Meanwhile in a secret room…

Vor einigen Tagen erreichte mich die Klage eines Bekannten, der sich übers Wochenende The Force Unleashed II ausgeliehen und innerhalb eines Wochenendes durchgespielt hatte. Lauthals beschwerte er sich, dass ein aktuelles Spiel im Wert von 60-70 € inzwischen gerade mal eine Spielzeit von nicht einmal 48 Stunden bescherte, was ein völlig inakzeptables Verhältnis von Preis zu Spielspaß darstelle.

Unwillkürlich musste ich an die frühen Neunziger denken, als ich einem Nerd noch zum Verwechseln ähnlich sah und meine Laufbahn als passionierter Zocker gerade startete. Ich hatte gerade meine erste Brille erhalten, die laut Verkäuferin “frech und peppig”, tatsächlich aber einfach nur dämlich aussah und jedem Rowdy auf dem Schulhof “Schlag mich!” zuzurufen schien. Mein Körper produzierte Hormone in einem mir bis dahin völlig unbekannten Ausmaß, die Akne spross, und durch den ersten Wachstumsschub erweckte ich den Eindruck zu 90% aus Gliedmaßen zu bestehen, die zu allem Überfluss viel zu viele Gelenke zu haben schienen.
Kurz: Es war genau der richtige Zeitpunkt um für einige Jahre hinter dem Monitor eines Computers zu verschwinden.

Den gleichen Gedanken mussten meine Eltern gehabt haben, denn ungefähr zu dieser Zeit bekam ich endlich meinen ersten Computer und war fortan stolzer Besitzer eines AMIGA 500!
Meine Eltern unterlagen damals der Fehleinschätzung, ich würde dieses Wunderwerk der Technik mit seinen sagenhaften 1 Megabyte (mit Speichererweiterung!) Arbeitsspeicher tatsächlich zum Arbeiten und Programmieren nutzen, ich hingegen hatte mit diesem  Traumkasten nur eines im Sinn: Zocken!!
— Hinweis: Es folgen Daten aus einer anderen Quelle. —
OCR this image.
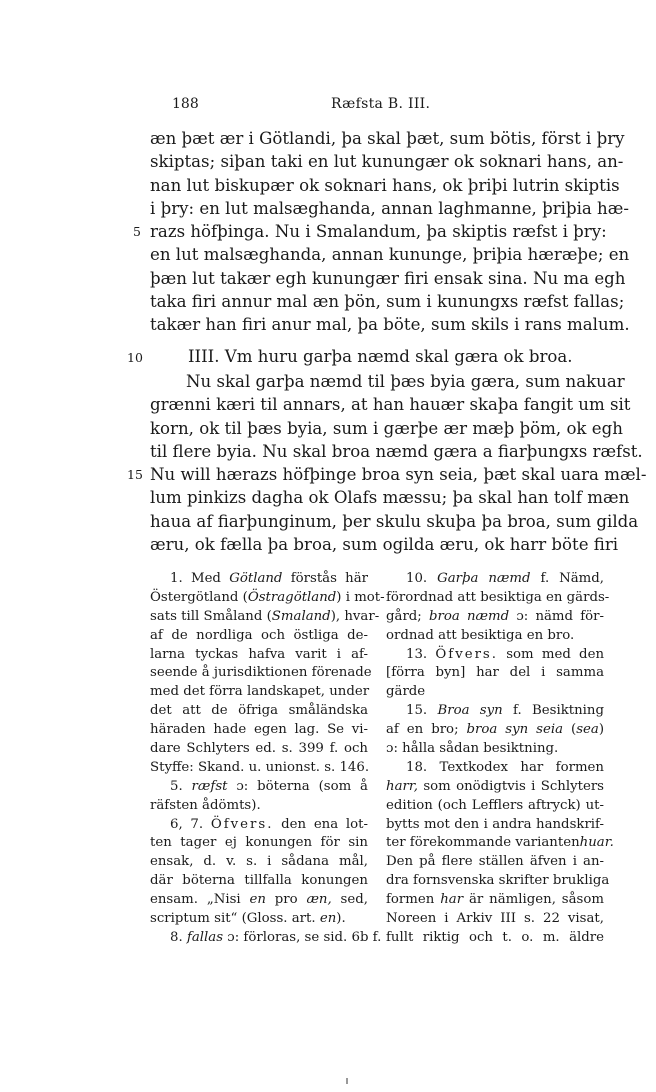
188	Ræfsta B. III.
æn þæt ær i Götlandi, þa skal þæt, sum bötis, först i þry
skiptas; siþan taki en lut kunungær ok soknari hans, an-
nan lut biskupær ok soknari hans, ok þriþi lutrin skiptis
i þry: en lut malsæghanda, annan laghmanne, þriþia hæ-
razs höfþinga. Nu i Smalandum, þa skiptis ræfst i þry:
en lut malsæghanda, annan kununge, þriþia hæræþe; en
þæn lut takær egh kunungær firi ensak sina. Nu ma egh
taka firi annur mal æn þön, sum i kunungxs ræfst fallas;
takær han firi anur mal, þa böte, sum skils i rans malum.
5
10
15
IIII. Vm huru garþa næmd skal gæra ok broa.
Nu skal garþa næmd til þæs byia gæra, sum nakuar
grænni kæri til annars, at han hauær skaþa fangit um sit
korn, ok til þæs byia, sum i gærþe ær mæþ þöm, ok egh
til flere byia. Nu skal broa næmd gæra a fiarþungxs ræfst.
Nu will hærazs höfþinge broa syn seia, þæt skal uara mæl-
lum pinkizs dagha ok Olafs mæssu; þa skal han tolf mæn
haua af fiarþunginum, þer skulu skuþa þa broa, sum gilda
æru, ok fælla þa broa, sum ogilda æru, ok harr böte firi
1. Med Götland förstås här
Östergötland (Östragötland) i mot-
sats till Småland (Smaland), hvar-
af de nordliga och östliga de-
larna tyckas hafva varit i af-
seende å jurisdiktionen förenade
med det förra landskapet, under
det att de öfriga småländska
häraden hade egen lag. Se vi-
dare Schlyters ed. s. 399 f. och
Styffe: Skand. u. unionst. s. 146.
5. ræfst ɔ: böterna (som å
räfsten ådömts).
6, 7. Öfvers. den ena lot-
ten tager ej konungen för sin
ensak, d. v. s. i sådana mål,
där böterna tillfalla konungen
ensam. „Nisi en pro æn, sed,
scriptum sit“ (Gloss. art. en).
8. fallas ɔ: förloras, se sid. 6b f.
10. Garþa næmd f. Nämd,
förordnad att besiktiga en gärds-
gård; broa næmd ɔ: nämd för-
ordnad att besiktiga en bro.
13. Öfvers. som med den
[förra byn] har del i samma
gärde
15. Broa syn f. Besiktning
af en bro; broa syn seia (sea)
ɔ: hålla sådan besiktning.
18. Textkodex har formen
harr, som onödigtvis i Schlyters
edition (och Lefflers aftryck) ut-
bytts mot den i andra handskrif-
ter förekommande variantenhuar.
Den på flere ställen äfven i an-
dra fornsvenska skrifter brukliga
formen har är nämligen, såsom
Noreen i Arkiv III s. 22 visat,
fullt riktig och t. o. m. äldre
Auf den Schulhöfen kursierten damals Listen raubkopierter Spiele auf denen man lediglich die gewünschten Spiele ankreuzte und einige Tage später gegen ein kleines Entgelt einen Stapel Disketten in die vor Aufregung verschwitzten Hände gedrückt bekam. Plötzlich waren Namen wie Quartex, Paranoimia und Skid Row ein Begriff und wir zogen uns die neuesten Demos ebenso begierig rein, wie die neuesten Spiele. Meine ersten Brocken Englisch verdanke ich rückblickend nicht der Schulbank, sondern dem grauenhaft pixeligen Leisure Suit Larry in the Land of the Lounge Lizards, dass damals noch keine Point&Click-Befehle, sondern lediglich eine Eingabe via Tastatur kannte. Und so saßen wir, mit einem Wörterbuch bewaffnet, vor dem Bildschirm und versuchten das richtige Wort zu finden um Larry dazu zu bewegen dem indischen (oder pakistanischen?) Besitzer eines Gemischwarenladens Kondome abzukaufen… Kein Lehrer dieser Welt hätte damals geschafft, was Larry fertigbrachte, nämlich mich zum aufschlagen eines Wörterbuchs zu bewegen.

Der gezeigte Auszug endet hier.